L’eliminazione dell’opera abusiva, attraverso la sua demolizione o la rimessa in pristino dello stato dei luoghi determina la cessazione della permanenza dell’illecito penale tanto che è ammissibile l’applicazione della causa di non punibilità per la particolare tenuità del fatto prevista dall’art. 131 bis c.p., introdotto dal d.lgs. 16 marzo 2015, n. 28 (si cfr. Corte di Cassazione, sez. III Penale, Sentenza 8/10 – 22/12 – 2015, n. 50215).

 

Conclusioni

Esistono numerosissime fattispecie e casi di abusivismo edilizio e spesso le persone eseguono lavori senza munirsi di alcun permesso, oppure si muniscono del corretto titolo abilitativo ma eseguono lavori “diversi” in alcuni elementi sostanziali (ad esempio realizzazione di volumetrie maggiori, lavorazioni aggiuntive non autorizzate, etc…) considerandoli “minori” o irrilevanti, ma di fatto commettendo un reato di abusivismo edilizio.

Può accadere che nuove norme e disposizioni intervengano negli anni determinando una situazione di abusivismo che precedentemente non era tale. È il caso delle verande, le quali venivano realizzate liberamente, ma che a seguito di successive normative emanate negli ultimi 10 anni sono diventate per lo più abusive e dovrebbero essere sanate o in alcuni casi demolite.

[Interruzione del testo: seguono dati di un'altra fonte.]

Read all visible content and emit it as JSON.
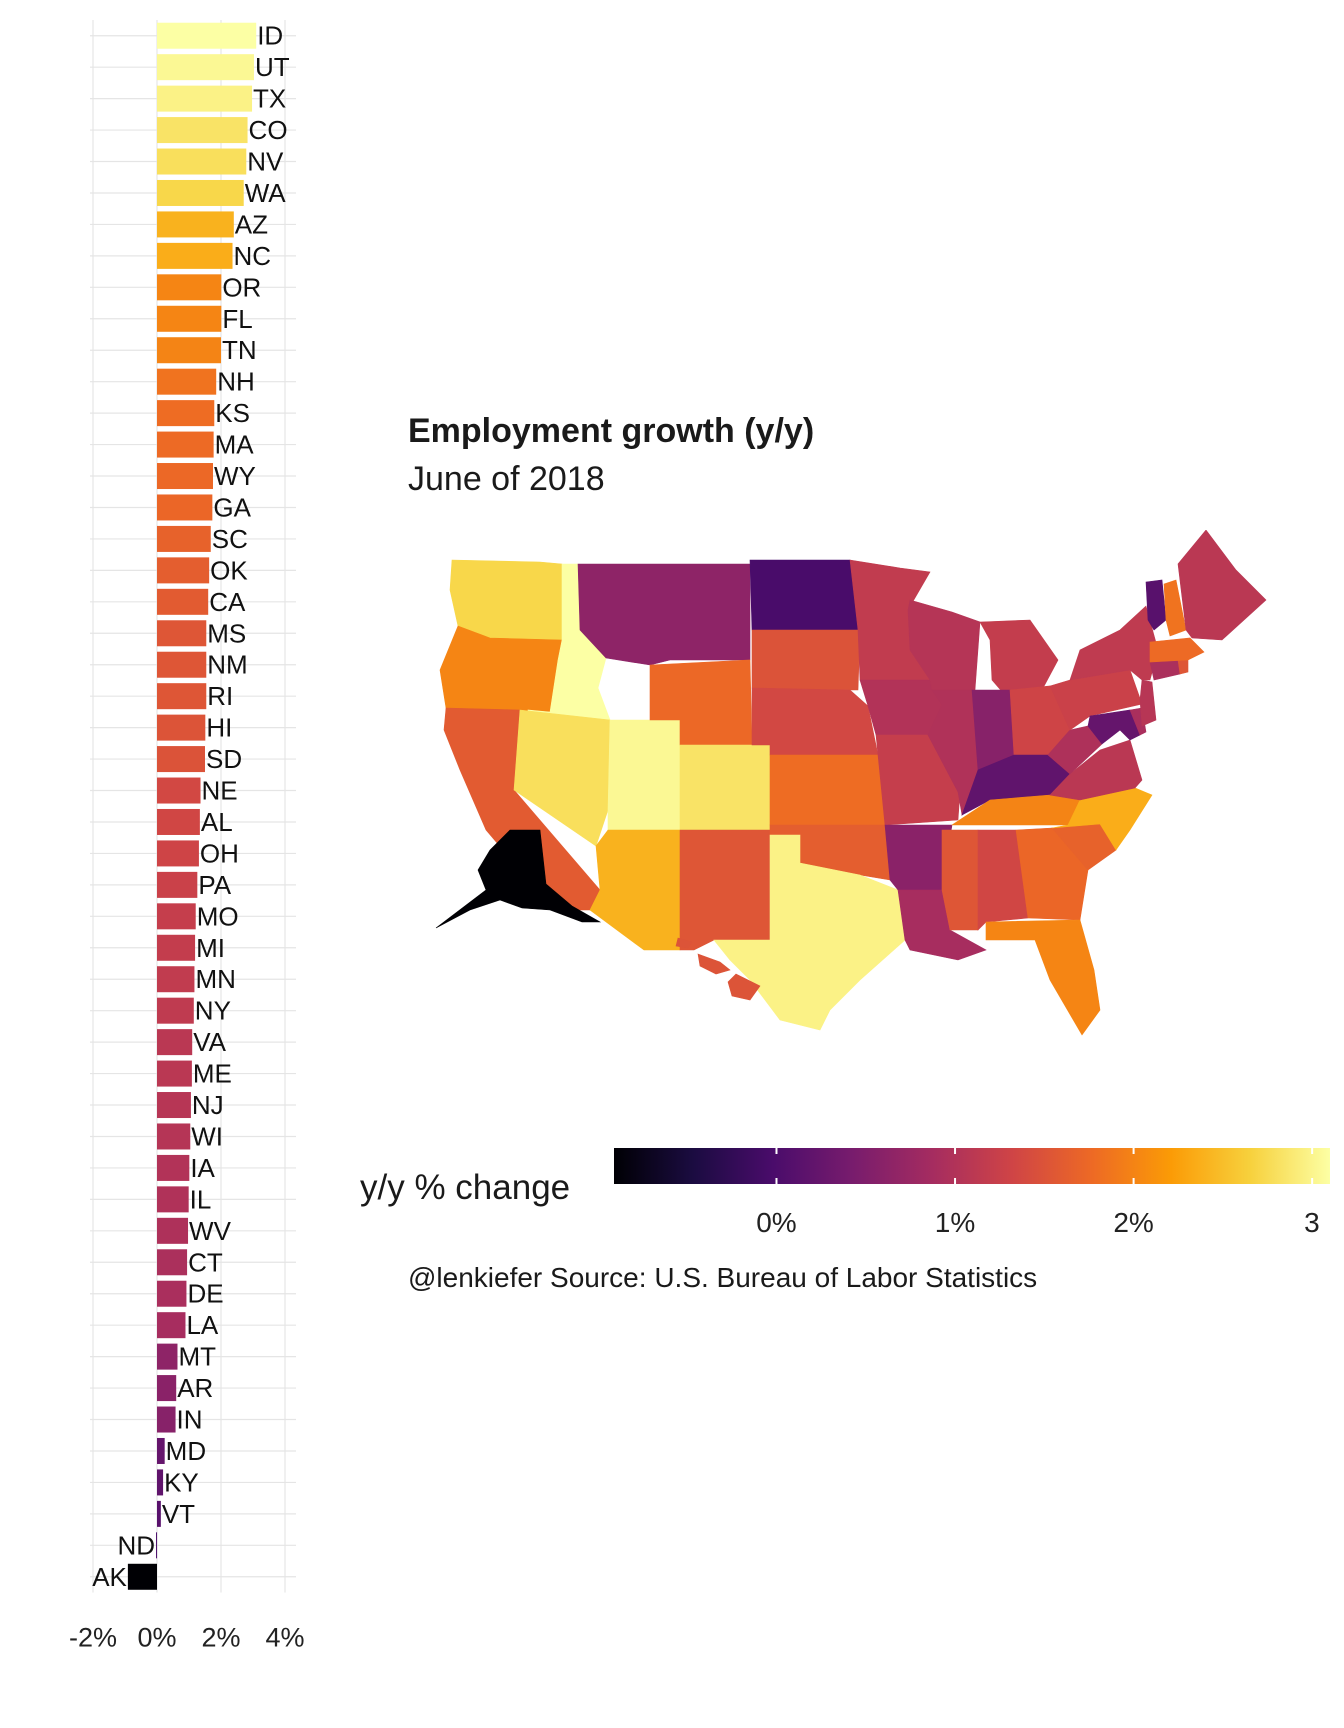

Alla proprietà conviene sempre evitare l’abusivismo perché gli effetti ed i danni sono molto maggiori dei costi necessari per evitarlo. Infatti, anche se nell’immediato può sembrare semplice o economico non provvedere all’ottenimento dei titoli abilitativi, tuttavia alla fine non conviene. Al momento della vendita dell’immobile, di un eventuale intervento di suddivisione del bene o di affitto occorre procedere a fornire la documentazione attestante la “conformità” dell’immobile o del bene alle norme edilizie e tecniche.

Conviene sempre, dunque, cercare di controllare e verificare la consistenza e conformità amministrativa dei propri beni giacché accade che, quando si presenta la necessità di avere un immobile “sano”, in molti scoprono di aver commesso un abuso spesso addirittura impossibile da sanare.